For brush on repairs: Assuming that you applied our gloss clear coat, sometimes the temperature, weather conditions or method of application results in less than high gloss. If the finish is not glossy, you may not have applied enough coats, or enough clear coat to flow. There is some technique involved here, because too little clear coat will appear dull, and too much will stand up like a bead of glue and take a long time to dry. Try your technique on the test card to get the best results, then work on your repair. 

Another step would be to wax the area with a quality car wax. As a last resort, you can also re-coat the clear coat again, making sure enough is applied to flow and achieve that gloss finish. If re-coating, you may need to prep the area by lightly sanding the clear coat with 500 grit paper before applying more clear coat.

For aerosol repairs: If the final clear coat appears matte or satin like, it may be due to a "dry spray" effect, which is due to the application method. Clear coat is sprayed differently than the base color which goes on in thin coats. Clear coat needs to "flow", which requires a full wet coat, which is applied with 50% overlapping strokes, with a little closer application of the nozzle, and sometimes with slower speed than you spray the paint. The trick is not to over coat it and get runs or sags. If you spray the clear coat too far away, it will dry in the air and land as dry spray, with a satin finish. Spray with strokes that are too fast or too far apart, and you'll get a similar matte or less than glossy finish. Practice on the test card or another body panel if you have one. Proper clear coat application will result in a glossy final finish.

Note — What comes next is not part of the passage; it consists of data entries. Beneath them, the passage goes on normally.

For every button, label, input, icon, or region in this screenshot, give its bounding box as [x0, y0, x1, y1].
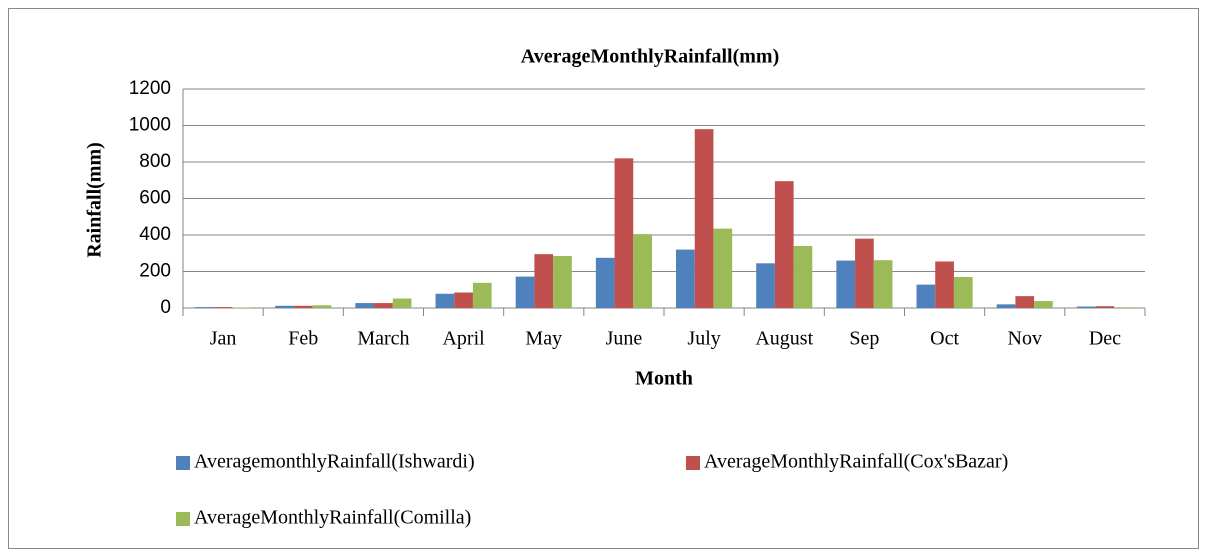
y-tick-label: 800	[139, 151, 171, 172]
bar	[836, 260, 856, 308]
legend-label: AveragemonthlyRainfall(Ishwardi)	[194, 451, 475, 473]
y-tick-label: 0	[160, 297, 171, 318]
bar	[534, 254, 554, 308]
bar	[232, 307, 252, 308]
x-tick-label: Oct	[930, 328, 959, 350]
bar	[1095, 306, 1115, 308]
bar	[793, 245, 813, 308]
bar	[676, 249, 695, 308]
x-tick-label: April	[442, 328, 485, 350]
chart-title: AverageMonthlyRainfall(mm)	[521, 46, 779, 68]
bar	[916, 284, 936, 308]
bar	[935, 261, 954, 308]
bar	[275, 305, 294, 308]
y-tick-label: 600	[139, 188, 171, 209]
bar	[435, 293, 455, 308]
bar	[713, 228, 733, 308]
x-tick-label: June	[606, 328, 643, 350]
bar	[293, 305, 313, 308]
x-tick-label: Jan	[210, 328, 237, 350]
x-tick-label: May	[525, 328, 562, 350]
bar	[996, 304, 1016, 308]
bar	[1034, 301, 1053, 308]
bar	[595, 257, 615, 308]
bar	[553, 255, 572, 308]
legend-label: AverageMonthlyRainfall(Cox'sBazar)	[704, 451, 1008, 473]
legend-swatch	[176, 512, 190, 526]
x-tick-label: March	[357, 328, 409, 350]
bar	[454, 292, 473, 308]
bar	[756, 263, 775, 308]
x-tick-label: Sep	[849, 328, 879, 350]
legend-swatch	[176, 456, 190, 470]
x-tick-label: Dec	[1089, 328, 1121, 350]
bar	[774, 181, 794, 308]
legend-swatch	[686, 456, 700, 470]
x-tick-label: August	[755, 328, 813, 350]
bar	[614, 158, 634, 308]
x-tick-label: Nov	[1008, 328, 1042, 350]
x-tick-label: Feb	[288, 328, 318, 350]
bar	[374, 303, 393, 308]
y-tick-label: 1000	[129, 115, 171, 136]
bar	[873, 260, 893, 308]
y-tick-label: 1200	[129, 78, 171, 99]
bar	[213, 307, 233, 308]
bar	[1076, 306, 1096, 308]
bar	[1015, 296, 1035, 308]
bar	[855, 238, 874, 308]
y-axis-label: Rainfall(mm)	[84, 142, 106, 258]
bar	[633, 234, 652, 308]
y-tick-label: 400	[139, 224, 171, 245]
bar	[472, 282, 492, 308]
x-tick-label: July	[687, 328, 720, 350]
bar	[392, 298, 412, 308]
y-tick-label: 200	[139, 261, 171, 282]
bar	[312, 305, 332, 308]
bar	[195, 307, 214, 308]
bar	[355, 303, 375, 308]
bar	[515, 276, 535, 308]
x-axis-label: Month	[635, 368, 693, 390]
bar	[953, 276, 973, 308]
bar	[1114, 307, 1133, 308]
legend-label: AverageMonthlyRainfall(Comilla)	[194, 507, 471, 529]
bar	[694, 129, 714, 308]
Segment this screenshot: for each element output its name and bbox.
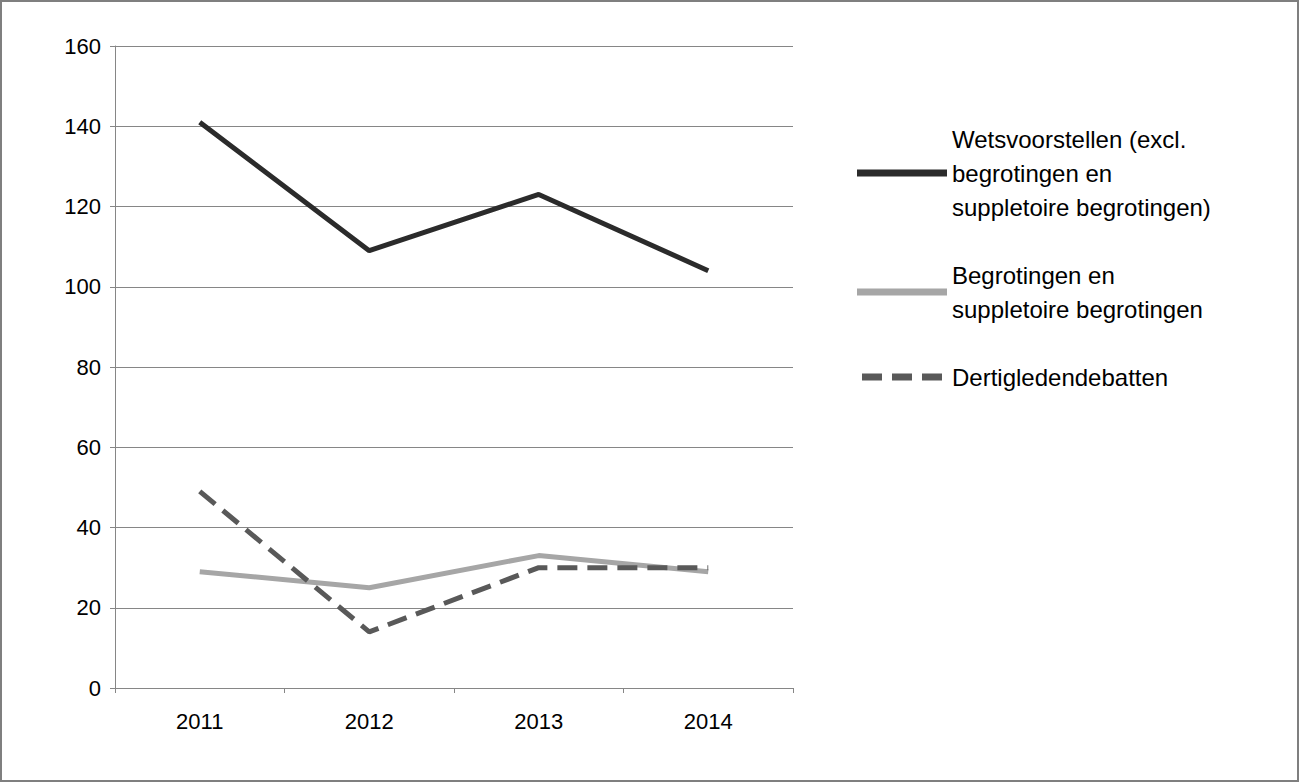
svg-text:suppletoire begrotingen: suppletoire begrotingen (952, 296, 1203, 323)
svg-text:80: 80 (77, 355, 101, 380)
svg-text:2013: 2013 (514, 709, 563, 734)
svg-text:Begrotingen en: Begrotingen en (952, 262, 1121, 289)
svg-text:140: 140 (64, 114, 101, 139)
svg-text:60: 60 (77, 435, 101, 460)
svg-text:2012: 2012 (345, 709, 394, 734)
svg-text:100: 100 (64, 274, 101, 299)
svg-text:0: 0 (89, 676, 101, 701)
svg-text:2011: 2011 (176, 709, 223, 734)
svg-text:2014: 2014 (684, 709, 733, 734)
svg-text:suppletoire begrotingen): suppletoire begrotingen) (952, 194, 1211, 221)
svg-text:120: 120 (64, 194, 101, 219)
svg-text:Wetsvoorstellen (excl.: Wetsvoorstellen (excl. (952, 126, 1193, 153)
svg-text:begrotingen en: begrotingen en (952, 160, 1119, 187)
svg-text:40: 40 (77, 515, 101, 540)
svg-text:160: 160 (64, 34, 101, 59)
svg-text:20: 20 (77, 595, 101, 620)
svg-text:Dertigledendebatten: Dertigledendebatten (952, 364, 1168, 391)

If you are done spraying and the clear coat looks satin or matte when it is wet, it will remain matte once it dries. Likewise, if you are done spraying and the clear coat looks glossy when wet, it will dry glossy as well.

How to fix dry spray effect: If you are left with a satin, slightly course finish from the above dry spray effect, you can re-coat the clear coat with a full wet coat that flows. However you need to prep the surface first by wet sanding with 1000-1500 grit paper. This wet sanding will take down the rough surface and give you a smooth substrate to re-coat. In the case where the last coat of clear coat is more than 24 hours old, this wet sanding will also prep the surface for better adhesion. Practice your clear coat spray technique on a test card or test board because technique is important with this final step.

Remember to use a prep wipe (or other wax remover/degreaser) and a tack cloth whenever you sand between coats.